= Compromise of Thorn =

1521 Teutonic-Polish peace agreement

The Compromise of Thorn (also known as the Compromise of Toruń) on 5th of April, 1521, was a peace agreement between the Teutonic Order and the Kingdom of Poland. It was a direct response to the Polish–Teutonic War, a feud that had been going on between both countries for about two years.

== Background ==
Decades before the Compromise, the Kingdom of Poland and the Teutonic Order were engaged in The Thirteen Years' War, where the Polish king had sided with Prussian rebels in order to fight the Teutons. Following a Teutonic defeat, Casimir IV Jagiellon forced them to agree to the Second Peace of Thorn, which reduced the amount of power the Order had, as well as annexing almost all of western Prusal (Prussia). This also gave the Polish control of Malbork, the former capital of the Teutonic Order.
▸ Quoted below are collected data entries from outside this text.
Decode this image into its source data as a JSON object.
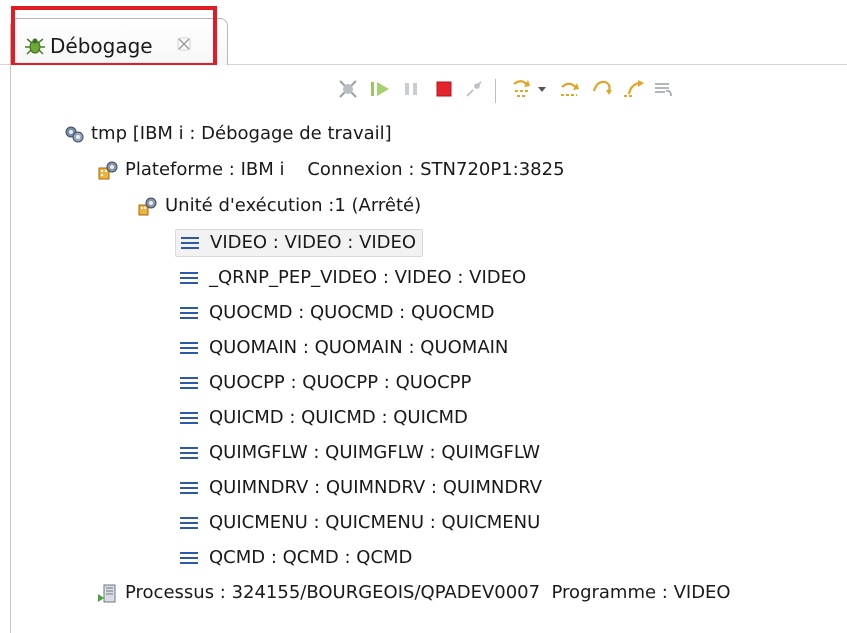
{
  "tab": {
    "label": "Débogage",
    "icon": "debug-bug-icon",
    "close_icon": "close-view-icon"
  },
  "toolbar": {
    "buttons": [
      {
        "icon": "remove-terminated-icon"
      },
      {
        "icon": "resume-icon"
      },
      {
        "icon": "suspend-icon"
      },
      {
        "icon": "terminate-icon"
      },
      {
        "icon": "disconnect-icon"
      },
      {
        "icon": "step-into-icon"
      },
      {
        "icon": "dropdown-arrow-icon"
      },
      {
        "icon": "step-over-icon"
      },
      {
        "icon": "step-return-icon"
      },
      {
        "icon": "drop-to-frame-icon"
      },
      {
        "icon": "step-filters-icon"
      }
    ]
  },
  "tree": {
    "launch": "tmp [IBM i : Débogage de travail]",
    "platform": "Plateforme : IBM i    Connexion : STN720P1:3825",
    "thread": "Unité d'exécution :1 (Arrêté)",
    "frames": [
      "VIDEO : VIDEO : VIDEO",
      "_QRNP_PEP_VIDEO : VIDEO : VIDEO",
      "QUOCMD : QUOCMD : QUOCMD",
      "QUOMAIN : QUOMAIN : QUOMAIN",
      "QUOCPP : QUOCPP : QUOCPP",
      "QUICMD : QUICMD : QUICMD",
      "QUIMGFLW : QUIMGFLW : QUIMGFLW",
      "QUIMNDRV : QUIMNDRV : QUIMNDRV",
      "QUICMENU : QUICMENU : QUICMENU",
      "QCMD : QCMD : QCMD"
    ],
    "process": "Processus : 324155/BOURGEOIS/QPADEV0007  Programme : VIDEO"
  },
  "colors": {
    "highlight": "#e31b23",
    "frame_icon": "#2d5aa8"
  }
}
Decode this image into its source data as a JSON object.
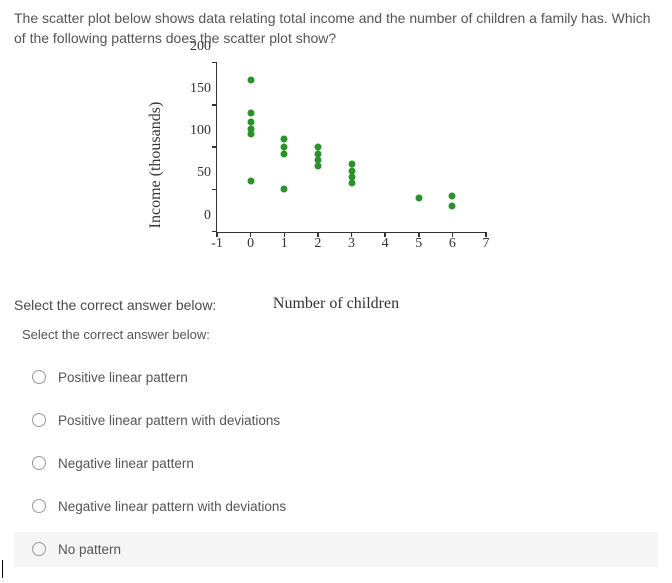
{
  "question": "The scatter plot below shows data relating total income and the number of children a family has. Which of the following patterns does the scatter plot show?",
  "select_header": "Select the correct answer below:",
  "select_dup": "Select the correct answer below:",
  "options": [
    {
      "label": "Positive linear pattern"
    },
    {
      "label": "Positive linear pattern with deviations"
    },
    {
      "label": "Negative linear pattern"
    },
    {
      "label": "Negative linear pattern with deviations"
    },
    {
      "label": "No pattern"
    }
  ],
  "chart_data": {
    "type": "scatter",
    "xlabel": "Number of children",
    "ylabel": "Income (thousands)",
    "xlim": [
      -1,
      7
    ],
    "ylim": [
      0,
      200
    ],
    "xticks": [
      -1,
      0,
      1,
      2,
      3,
      4,
      5,
      6,
      7
    ],
    "yticks": [
      0,
      50,
      100,
      150,
      200
    ],
    "points": [
      {
        "x": 0,
        "y": 180
      },
      {
        "x": 0,
        "y": 140
      },
      {
        "x": 0,
        "y": 130
      },
      {
        "x": 0,
        "y": 122
      },
      {
        "x": 0,
        "y": 115
      },
      {
        "x": 0,
        "y": 60
      },
      {
        "x": 1,
        "y": 110
      },
      {
        "x": 1,
        "y": 100
      },
      {
        "x": 1,
        "y": 92
      },
      {
        "x": 1,
        "y": 50
      },
      {
        "x": 2,
        "y": 100
      },
      {
        "x": 2,
        "y": 92
      },
      {
        "x": 2,
        "y": 85
      },
      {
        "x": 2,
        "y": 78
      },
      {
        "x": 3,
        "y": 80
      },
      {
        "x": 3,
        "y": 72
      },
      {
        "x": 3,
        "y": 65
      },
      {
        "x": 3,
        "y": 58
      },
      {
        "x": 5,
        "y": 40
      },
      {
        "x": 6,
        "y": 42
      },
      {
        "x": 6,
        "y": 30
      }
    ],
    "point_color": "#2b912b"
  }
}
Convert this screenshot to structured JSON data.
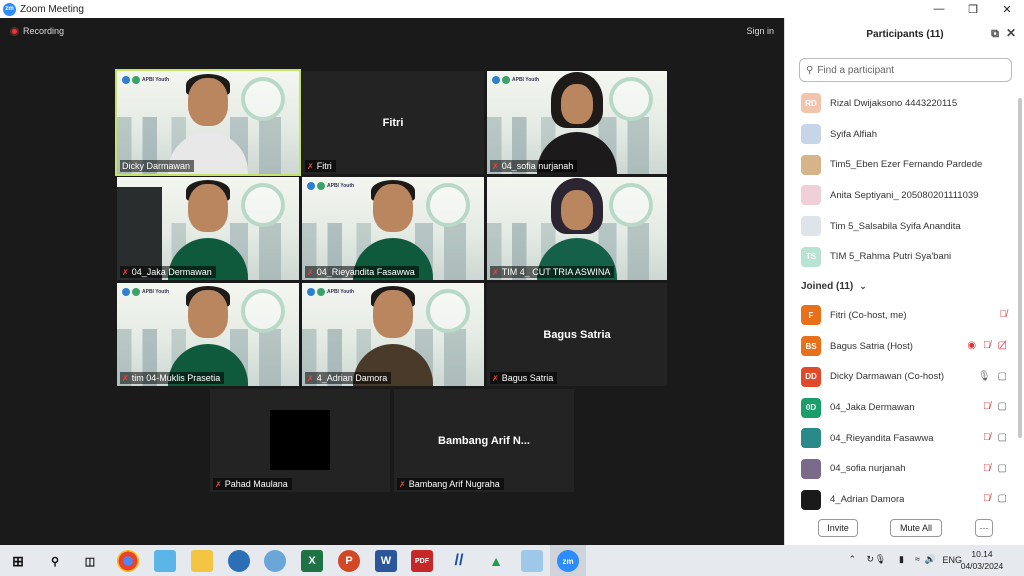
{
  "window": {
    "title": "Zoom Meeting",
    "controls": [
      "minimize",
      "maximize",
      "close"
    ]
  },
  "meeting": {
    "recording_label": "Recording",
    "signin_label": "Sign in",
    "tiles": [
      {
        "name": "Dicky Darmawan",
        "mic_muted": false,
        "type": "video"
      },
      {
        "name": "Fitri",
        "mic_muted": true,
        "type": "name_only",
        "center_label": "Fitri"
      },
      {
        "name": "04_sofia nurjanah",
        "mic_muted": true,
        "type": "video"
      },
      {
        "name": "04_Jaka Dermawan",
        "mic_muted": true,
        "type": "video"
      },
      {
        "name": "04_Rieyandita Fasawwa",
        "mic_muted": true,
        "type": "video"
      },
      {
        "name": "TIM 4_ CUT TRIA ASWINA",
        "mic_muted": true,
        "type": "video"
      },
      {
        "name": "tim 04-Muklis Prasetia",
        "mic_muted": true,
        "type": "video"
      },
      {
        "name": "4_Adrian Damora",
        "mic_muted": true,
        "type": "video"
      },
      {
        "name": "Bagus Satria",
        "mic_muted": true,
        "type": "name_only",
        "center_label": "Bagus Satria"
      },
      {
        "name": "Pahad Maulana",
        "mic_muted": true,
        "type": "black"
      },
      {
        "name": "Bambang Arif Nugraha",
        "mic_muted": true,
        "type": "name_only",
        "center_label": "Bambang Arif N..."
      }
    ],
    "logo_text": "APBI Youth"
  },
  "participants_panel": {
    "title": "Participants (11)",
    "search_placeholder": "Find a participant",
    "waiting": [
      {
        "name": "Rizal Dwijaksono 4443220115",
        "initials": "RD",
        "color": "#f3c4ad"
      },
      {
        "name": "Syifa Alfiah",
        "initials": "",
        "color": "#c8d4e8"
      },
      {
        "name": "Tim5_Eben Ezer Fernando Pardede",
        "initials": "",
        "color": "#d6b48a"
      },
      {
        "name": "Anita Septiyani_ 205080201111039",
        "initials": "",
        "color": "#f0d0d8"
      },
      {
        "name": "Tim 5_Salsabila Syifa Anandita",
        "initials": "",
        "color": "#dfe3ea"
      },
      {
        "name": "TIM 5_Rahma Putri Sya'bani",
        "initials": "TS",
        "color": "#b8e2d2"
      }
    ],
    "joined_label": "Joined (11)",
    "joined": [
      {
        "name": "Fitri (Co-host, me)",
        "initials": "F",
        "color": "#e8701a",
        "icons": [
          "mic-muted"
        ]
      },
      {
        "name": "Bagus Satria (Host)",
        "initials": "BS",
        "color": "#e8701a",
        "icons": [
          "record",
          "mic-muted",
          "video-off"
        ]
      },
      {
        "name": "Dicky Darmawan (Co-host)",
        "initials": "DD",
        "color": "#e04a2a",
        "icons": [
          "mic-on",
          "video-on"
        ]
      },
      {
        "name": "04_Jaka Dermawan",
        "initials": "0D",
        "color": "#1a9f6a",
        "icons": [
          "mic-muted",
          "video-on"
        ]
      },
      {
        "name": "04_Rieyandita Fasawwa",
        "initials": "",
        "color": "#2a8a8a",
        "icons": [
          "mic-muted",
          "video-on"
        ]
      },
      {
        "name": "04_sofia nurjanah",
        "initials": "",
        "color": "#7a6a8a",
        "icons": [
          "mic-muted",
          "video-on"
        ]
      },
      {
        "name": "4_Adrian Damora",
        "initials": "",
        "color": "#1a1a1a",
        "icons": [
          "mic-muted",
          "video-on"
        ]
      }
    ],
    "footer": {
      "invite": "Invite",
      "mute_all": "Mute All",
      "more": "···"
    }
  },
  "taskbar": {
    "apps": [
      "windows-start",
      "search",
      "task-view",
      "chrome",
      "notes",
      "file-explorer",
      "app-blue",
      "app-globe",
      "excel",
      "powerpoint",
      "word",
      "pdf",
      "app-slash",
      "app-green",
      "notepad",
      "zoom"
    ],
    "tray_language": "ENG",
    "time": "10.14",
    "date": "04/03/2024"
  }
}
Fifty-three years later, and tensions were still high between the two eastern European powers. Around January 1519, Polish forces near Kolo attacked towards Eastern Prussia, and kick-started the Polish–Teutonic War. Both countries were near-equal in military power, causing the war to mostly be a standstill for its three-year duration.

Nearing the end of the war, current Holy Roman Emperor Charles V called for both countries to cease their fighting, as the Ottoman Empire had invaded Hungary at this point.

== Aftermath ==
Part of the Compromise required both countries to partake in a four-year truce, giving time for Holy Roman Emperor Charles V and Polish King Casimir IV Jagiellon to decide whether Albrecht, former and last leader of the Teutonic Knights, would have to do fealty and homage for Casimir. While no settlement was reached for the latter during that time, Albrecht continued to reach out for allies, most notably Martin Luther, who told Albrecht to abandon his Catholic ways and convert Prussia into a duchy. He agreed, converted to Lutheranism, and dropped out of most positions he was in that related to Catholicism. The old Teutonic Order lost the majority of their power in the region, and eventually Albrecht would become the duke of the Duchy of Prussia.